With all the discussion of pandemics, there seem to have been few references to the polio epidemic of the mid-20th century. Each summer it struck without warning, killing some, leaving others in iron lungs or crippled for life.
We didn’t know the cause. We heard of nearby neighbors in an iron lung. We gave up our trips to a community swimming pool or theater. Group activities were out.
It terrified us and put me, then 12 years old, in a hospital room with no roommate, no parental visits and quite unhappy.
The spinal tap or lumbar puncture test for polio was more intense and time-consuming than the COVID-19 nose swab, and I’ve been told that missteps sometimes resulted in the crippling of patients who may not have had the disease. For me, it simply made sitting on hard surfaces painful for years when the doctor who performed the diagnostic spinal tap had some difficulty. (We were unaware in those years of drug-dependent physicians.) At any rate, he was unable to confirm or reject a diagnosis.
Without that, the hospital didn’t want me exposing other patients in a regular ward if I had polio or, on the other hand, putting me in danger of getting the disease from those who had been diagnosed with it. So at 12 years old I was isolated and alone in a room on the hospital’s polio floor.
Almost exactly 69 years and another pandemic later found me in solitary confinement again.
Hospitalized with hyponatremia last summer, my first COVID-19 test was negative, but after some temperature spikes, another was positive. I landed in a pandemic room by myself, although not feeling any symptoms. Unlike the experience years earlier, this time there was television, a daily newspaper, a telephone for contact with family and a lovely view of town.
Two subsequent COVID-19 tests were negative and I’ve been home with no aftereffects for about six months.
Also unlike seven decades ago, vaccine development has occurred much more rapidly. The epidemic in my youth occurred in the 1940s and ’50s, killing more than one-half million worldwide while a search for a vaccine accelerated. The vaccine developed by Dr. Jonas Salk, first tested in 1952, was finally introduced to the world in 1955, four years after my scary summer.
We greeted it with relief, just as the majority of us welcomed news of the COVID-19 vaccines.
This month my husband and I and most of our neighbors in this retirement community had the first of the two doses of vaccine (Moderna, in this case), given because we were in the right place and at the right age.
Yet we remain concerned about distribution decisions regarding the still-limited vaccines.
Is it truly appropriate to favor the elderly over teachers, working parents and other front-line workers? True, many of us have underlying conditions but we are in the evening of our lives.
Perhaps more importantly, research released early this month by a multinational group of scientists reported that of more than 10 million individuals in the United States, 72.2% of infections originated from individuals 20 to 49 years old. More specifically, the 20-34 age range contributed to 34% of infections and the 35-49 segment contributed to 38.2% of infections.
The researchers suggested those groups should be the first to receive vaccines.
On the other hand, data from the Centers for Disease Control and Prevention, shows that COVID-19 is deadliest among older populations. Through Feb. 3, 93% of the pandemic deaths nationwide have occurred among people 55 or older.

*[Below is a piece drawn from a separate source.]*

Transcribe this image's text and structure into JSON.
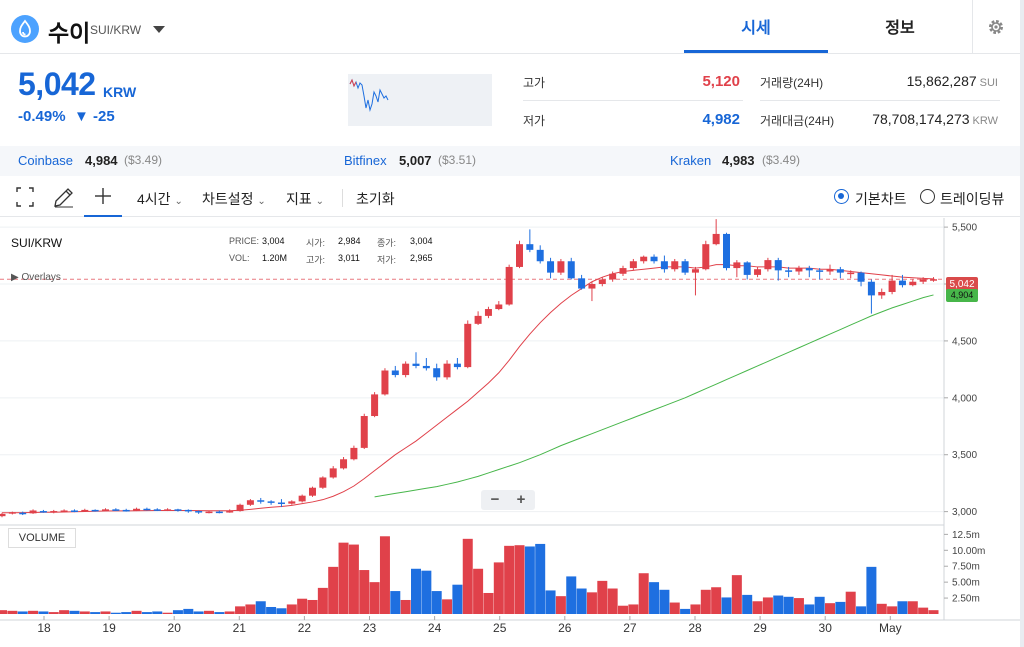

So we understand the concern of Susan Crowley, a 75-year-old retired lawyer in Hood River, Oregon, who was quoted in an Associated Press story as shocked that her state had announced plans for the vaccination of teachers before senior citizens.
“I look at these figures and I am literally afraid. It’s not just a question of missing beers with my friends. It’s a question of actually being afraid that if I am not careful, I will die,” she said. “The thing that is so upsetting to me is that seniors don’t matter, the elderly don’t matter. And it’s painful to hear that implication.”
I don’t see it quite that way, but I’m glad not to have to make the decisions. I’m also hopeful that the roll-out of vaccines will accelerate. Last Thursday Dr. Anthony Fauci, the nation’s top federal infectious disease expert, predicted that by April “virtually everybody and anybody in any category could start to get vaccinated.”
In the meantime, we have masks when in groups or close to other people outdoors, social distancing, limited contacts except by Zoom or other interactive meetings.